3. Diretrizes e Valores da Família: ética, valores, papel desempenhado na comunidade, atuação dentro do mercado e desenvolvimento pessoal.
4. Forma de Gestão: formal ou informal?
5. Processo de tomada de decisão: identificação da conduta – política implementada.
Quanto a Profissionalização e Capacitação da empresa:
1. O que a empresa entende por profissionalização?
2. Existe um funcionário de confiança e com trabalho sendo realizado há muito tempo na organização?
Perfil do Profissional Candidato a Sucessão
1. Identificação das competências do cargo e conseqüente adequação do perfil.
2. Entrevista dirigida e coleta de dados relacionada às competências das funções de gerenciamento e direção da empresa.
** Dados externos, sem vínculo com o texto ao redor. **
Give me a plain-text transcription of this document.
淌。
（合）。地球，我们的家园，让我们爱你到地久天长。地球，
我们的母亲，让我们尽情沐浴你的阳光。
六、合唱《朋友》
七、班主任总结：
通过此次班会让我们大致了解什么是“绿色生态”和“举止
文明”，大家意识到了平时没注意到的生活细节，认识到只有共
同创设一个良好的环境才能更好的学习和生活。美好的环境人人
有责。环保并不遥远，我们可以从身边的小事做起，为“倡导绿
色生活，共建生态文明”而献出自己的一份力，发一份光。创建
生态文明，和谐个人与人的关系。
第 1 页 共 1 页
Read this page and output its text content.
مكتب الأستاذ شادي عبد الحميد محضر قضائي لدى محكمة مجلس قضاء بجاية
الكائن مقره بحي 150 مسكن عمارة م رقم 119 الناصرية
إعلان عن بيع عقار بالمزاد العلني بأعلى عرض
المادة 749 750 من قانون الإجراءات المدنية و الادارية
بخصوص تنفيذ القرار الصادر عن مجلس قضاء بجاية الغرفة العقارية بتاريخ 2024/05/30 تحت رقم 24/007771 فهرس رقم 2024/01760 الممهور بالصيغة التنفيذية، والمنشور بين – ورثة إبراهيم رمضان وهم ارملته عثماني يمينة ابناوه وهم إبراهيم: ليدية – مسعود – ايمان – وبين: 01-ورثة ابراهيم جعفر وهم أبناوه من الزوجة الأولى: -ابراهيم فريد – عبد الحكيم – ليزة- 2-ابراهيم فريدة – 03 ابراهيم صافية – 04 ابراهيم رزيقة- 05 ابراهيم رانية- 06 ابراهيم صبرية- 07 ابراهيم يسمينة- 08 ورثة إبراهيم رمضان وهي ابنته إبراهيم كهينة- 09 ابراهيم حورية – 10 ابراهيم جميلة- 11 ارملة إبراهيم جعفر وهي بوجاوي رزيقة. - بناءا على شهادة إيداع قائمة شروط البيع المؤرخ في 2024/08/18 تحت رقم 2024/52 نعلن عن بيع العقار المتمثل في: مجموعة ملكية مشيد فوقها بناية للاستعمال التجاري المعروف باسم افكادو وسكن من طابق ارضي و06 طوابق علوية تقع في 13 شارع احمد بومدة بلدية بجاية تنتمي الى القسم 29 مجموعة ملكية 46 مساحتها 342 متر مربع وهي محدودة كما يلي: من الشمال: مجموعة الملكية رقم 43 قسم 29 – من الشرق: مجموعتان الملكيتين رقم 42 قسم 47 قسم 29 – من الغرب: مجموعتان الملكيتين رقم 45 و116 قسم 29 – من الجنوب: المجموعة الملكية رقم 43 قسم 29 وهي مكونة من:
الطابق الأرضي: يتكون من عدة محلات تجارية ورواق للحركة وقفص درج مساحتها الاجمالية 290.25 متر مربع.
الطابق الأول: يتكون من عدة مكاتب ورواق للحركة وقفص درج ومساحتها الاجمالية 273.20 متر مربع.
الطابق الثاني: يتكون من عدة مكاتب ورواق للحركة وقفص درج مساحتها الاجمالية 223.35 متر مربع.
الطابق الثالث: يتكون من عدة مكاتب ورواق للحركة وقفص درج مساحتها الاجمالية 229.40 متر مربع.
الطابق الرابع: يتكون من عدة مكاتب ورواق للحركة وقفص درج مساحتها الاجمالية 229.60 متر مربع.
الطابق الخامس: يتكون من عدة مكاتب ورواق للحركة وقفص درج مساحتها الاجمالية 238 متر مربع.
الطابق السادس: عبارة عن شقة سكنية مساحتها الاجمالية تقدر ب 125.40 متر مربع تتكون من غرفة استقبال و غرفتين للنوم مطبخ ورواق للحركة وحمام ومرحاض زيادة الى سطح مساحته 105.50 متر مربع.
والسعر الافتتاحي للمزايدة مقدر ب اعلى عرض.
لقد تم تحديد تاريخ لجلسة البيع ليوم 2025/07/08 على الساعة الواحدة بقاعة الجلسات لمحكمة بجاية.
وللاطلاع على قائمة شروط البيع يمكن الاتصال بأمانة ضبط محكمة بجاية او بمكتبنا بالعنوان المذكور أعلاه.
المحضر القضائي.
3. Mapeamento de competências funcionais, identificando as seguintes características:
a> Descrição dos cargos;
b> Formação necessária para exercer os cargos – real versus ideal;
c> Requisitos culturais do cargo;
d> Principais desafios do cargo;
e> Projetos a serem desenvolvidos pelo cargo;
f> Maiores erros cometidos no cargo;
g> Situações críticas a serem administradas pelo cargo;
h> Principais características das áreas e cargos que mantém relação com o cargo;
i> Outras informações específicas que se tornem necessárias à identificação detalhada do cargo.
Obs.: As análises serão realizadas em relação aos cargos de gerência e direção. Caso exista interesse, serão mapeados os demais cargos da empresa.
4. Análise de Resultados e Relatórios do Perfil e suas características sucessórias.
Preparação para a Sucessão
1. Treinamento;
2. Preparação para gestão; e
3. Acompanhamento da sucessão em cada etapa.
Com posse do conhecimento mais aprofundado da realidade da empresa, buscar-se-á indicadores para implantação do processo sucessório, onde se denota as seguintes ações:
1. Estabelecer uma mentalidade que sai do empirismo e começa a se estabelecer em termos de profissionalização;
2. Evitar que o processo de profissionalização se transforme num conflito entre os membros da família, minimizando a demora e os traumas decorrentes do direito de sucessão;
3. Criar nas empresas um Conselho de Família;
4. Estabelecer regras para a sucessão no comando;
5. Ter um plano de treinamento para fazer de todos os jovens da família bons profissionais que queiram assumir cargos dentro da empresa;
6. Estabelecer um plano de aposentadoria do presidente para permitir a renovação no comando.
À medida que as ações são implementadas aumenta o inter-relacionamento de todos os subsistemas inseridos no sistema de sucessão, objetivando a sustentabilidade do processo de gerenciamento das atividades em questão e garantindo a sobrevivência da empresa familiar.
Como propus ao leitor ao inicio deste artigo, é somente um pequeno resumo, o processo sucessório é muito mais complexo e difícil e muitas vezes traumáticos para a maioria das pessoas que fazem parte da família.
Nenhuma mudança é fácil ou ocorre sem que haja dor e sofrimento a alguém. Mas devemos sempre pensar em primeiro lugar na empresa, que está acima do ego, das mágoas e de qualquer conflito, pois sua perpetuação implica na segurança e bem estar das próximas gerações e também da sociedade como um todo.